REGRESSION AS A MACHINE:

An Introduction to Machine Learning

Marco R. Steenbergen

University of Zurich

What Is Machine Learning?

Of Experiences, Tasks, and Performance

Definition

The design of algorithms that learn from data and are capable of improvement as new experiences emerge.
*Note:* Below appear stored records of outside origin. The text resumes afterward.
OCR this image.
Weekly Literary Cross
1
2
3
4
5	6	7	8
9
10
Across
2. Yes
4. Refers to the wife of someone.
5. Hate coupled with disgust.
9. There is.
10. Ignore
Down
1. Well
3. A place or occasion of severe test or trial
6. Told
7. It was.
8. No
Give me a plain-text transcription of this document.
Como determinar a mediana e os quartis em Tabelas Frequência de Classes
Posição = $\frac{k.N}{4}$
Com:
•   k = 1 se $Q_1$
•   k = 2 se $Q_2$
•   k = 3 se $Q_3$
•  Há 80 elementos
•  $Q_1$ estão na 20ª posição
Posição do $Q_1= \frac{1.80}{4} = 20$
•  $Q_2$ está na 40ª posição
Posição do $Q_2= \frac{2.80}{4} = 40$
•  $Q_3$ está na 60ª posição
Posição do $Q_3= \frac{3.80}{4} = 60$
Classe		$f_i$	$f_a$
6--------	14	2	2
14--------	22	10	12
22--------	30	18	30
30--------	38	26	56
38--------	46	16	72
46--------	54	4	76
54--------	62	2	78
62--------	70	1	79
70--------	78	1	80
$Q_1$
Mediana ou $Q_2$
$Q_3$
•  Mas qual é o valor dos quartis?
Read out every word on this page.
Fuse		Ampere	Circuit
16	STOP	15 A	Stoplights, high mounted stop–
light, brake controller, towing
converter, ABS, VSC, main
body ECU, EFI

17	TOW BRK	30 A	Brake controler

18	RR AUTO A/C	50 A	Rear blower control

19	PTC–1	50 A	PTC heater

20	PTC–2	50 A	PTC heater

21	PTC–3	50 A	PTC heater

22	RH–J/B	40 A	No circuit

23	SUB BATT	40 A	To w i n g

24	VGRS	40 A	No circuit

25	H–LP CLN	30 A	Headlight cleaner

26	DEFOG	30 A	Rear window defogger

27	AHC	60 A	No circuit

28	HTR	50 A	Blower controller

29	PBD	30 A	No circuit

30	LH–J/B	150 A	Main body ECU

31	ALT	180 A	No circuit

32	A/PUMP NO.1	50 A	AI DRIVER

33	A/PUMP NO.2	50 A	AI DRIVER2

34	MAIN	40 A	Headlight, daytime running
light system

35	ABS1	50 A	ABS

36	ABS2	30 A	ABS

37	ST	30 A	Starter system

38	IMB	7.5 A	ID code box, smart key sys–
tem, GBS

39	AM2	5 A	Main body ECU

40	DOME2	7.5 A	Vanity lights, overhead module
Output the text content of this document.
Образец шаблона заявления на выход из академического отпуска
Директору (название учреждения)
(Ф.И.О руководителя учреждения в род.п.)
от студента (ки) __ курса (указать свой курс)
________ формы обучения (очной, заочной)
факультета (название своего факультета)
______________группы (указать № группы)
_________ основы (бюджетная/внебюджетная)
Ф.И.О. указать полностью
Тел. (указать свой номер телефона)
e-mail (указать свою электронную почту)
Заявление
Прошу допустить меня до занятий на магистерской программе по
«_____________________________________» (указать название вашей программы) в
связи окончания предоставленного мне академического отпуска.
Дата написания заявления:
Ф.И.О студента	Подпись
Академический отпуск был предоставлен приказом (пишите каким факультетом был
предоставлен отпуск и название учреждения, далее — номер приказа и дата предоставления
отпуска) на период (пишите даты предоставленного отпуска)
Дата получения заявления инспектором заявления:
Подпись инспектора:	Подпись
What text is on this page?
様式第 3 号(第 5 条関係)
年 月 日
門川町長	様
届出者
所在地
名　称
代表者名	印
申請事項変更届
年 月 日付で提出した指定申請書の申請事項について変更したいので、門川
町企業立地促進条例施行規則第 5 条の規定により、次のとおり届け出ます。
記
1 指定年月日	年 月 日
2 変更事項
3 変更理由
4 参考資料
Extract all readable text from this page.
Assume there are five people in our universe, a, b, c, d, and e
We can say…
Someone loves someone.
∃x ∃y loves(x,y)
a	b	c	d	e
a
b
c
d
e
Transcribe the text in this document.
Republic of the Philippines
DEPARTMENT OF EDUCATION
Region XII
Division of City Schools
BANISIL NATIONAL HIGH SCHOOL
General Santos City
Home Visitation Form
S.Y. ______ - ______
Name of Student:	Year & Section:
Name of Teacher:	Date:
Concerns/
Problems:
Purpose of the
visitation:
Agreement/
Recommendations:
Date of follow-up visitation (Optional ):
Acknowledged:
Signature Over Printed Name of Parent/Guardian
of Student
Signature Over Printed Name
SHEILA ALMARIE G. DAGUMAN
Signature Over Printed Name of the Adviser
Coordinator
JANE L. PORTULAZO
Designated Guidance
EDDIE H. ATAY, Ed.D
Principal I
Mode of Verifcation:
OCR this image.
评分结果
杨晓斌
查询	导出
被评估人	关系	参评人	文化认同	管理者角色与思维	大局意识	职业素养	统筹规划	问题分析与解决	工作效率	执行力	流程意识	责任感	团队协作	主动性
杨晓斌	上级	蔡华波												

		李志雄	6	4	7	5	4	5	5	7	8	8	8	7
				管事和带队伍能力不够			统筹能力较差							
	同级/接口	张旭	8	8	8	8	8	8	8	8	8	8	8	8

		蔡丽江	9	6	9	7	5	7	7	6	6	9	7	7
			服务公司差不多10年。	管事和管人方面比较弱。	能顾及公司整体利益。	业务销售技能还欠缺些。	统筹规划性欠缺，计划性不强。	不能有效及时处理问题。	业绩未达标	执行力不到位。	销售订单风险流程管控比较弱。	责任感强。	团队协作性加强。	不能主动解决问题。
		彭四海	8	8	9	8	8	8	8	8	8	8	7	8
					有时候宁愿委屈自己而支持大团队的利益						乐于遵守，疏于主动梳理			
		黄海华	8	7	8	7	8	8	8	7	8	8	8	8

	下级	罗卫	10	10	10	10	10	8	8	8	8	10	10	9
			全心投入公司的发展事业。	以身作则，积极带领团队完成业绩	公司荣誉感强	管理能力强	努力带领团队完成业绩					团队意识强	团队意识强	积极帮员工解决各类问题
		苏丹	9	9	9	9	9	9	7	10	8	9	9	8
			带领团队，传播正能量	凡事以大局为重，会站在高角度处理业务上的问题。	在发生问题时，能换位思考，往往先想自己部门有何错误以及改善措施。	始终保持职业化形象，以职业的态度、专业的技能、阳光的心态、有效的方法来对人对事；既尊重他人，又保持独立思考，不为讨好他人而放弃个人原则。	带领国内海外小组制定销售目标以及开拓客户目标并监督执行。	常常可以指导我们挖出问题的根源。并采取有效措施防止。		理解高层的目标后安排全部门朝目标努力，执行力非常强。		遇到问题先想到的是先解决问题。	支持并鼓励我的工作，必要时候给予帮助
Specifically, the algorithm “is said to learn from experience \(E\) with respect to some task \(T\) and performance measure \(P\), if its performance at task \(T\), as measured by \(P\), improves with experience \(E\)(Mitchell, 1997, p. 2).

A Continuum of Machine Learning Algorithms

The poles are:

  1. Unsupervised machine learning:
    • Does not require labeled outcomes.
  2. Supervised machine learning:
    • Requires labeled outcomes.
    • These could be
      • Classes, i.e., classification tasks.
      • Numerical scores, i.e., regression tasks.

Machine Learning in the Social Sciences

The main uses of machine learning in (applied) social science are the:

  1. Automation of tedious, time-consuming, and error prone coding tasks.
  2. Prediction of behavior (also in applied work).
  3. Induction: Developing new theories from patterns in data (Breiman, 2001; also Korb, 2004).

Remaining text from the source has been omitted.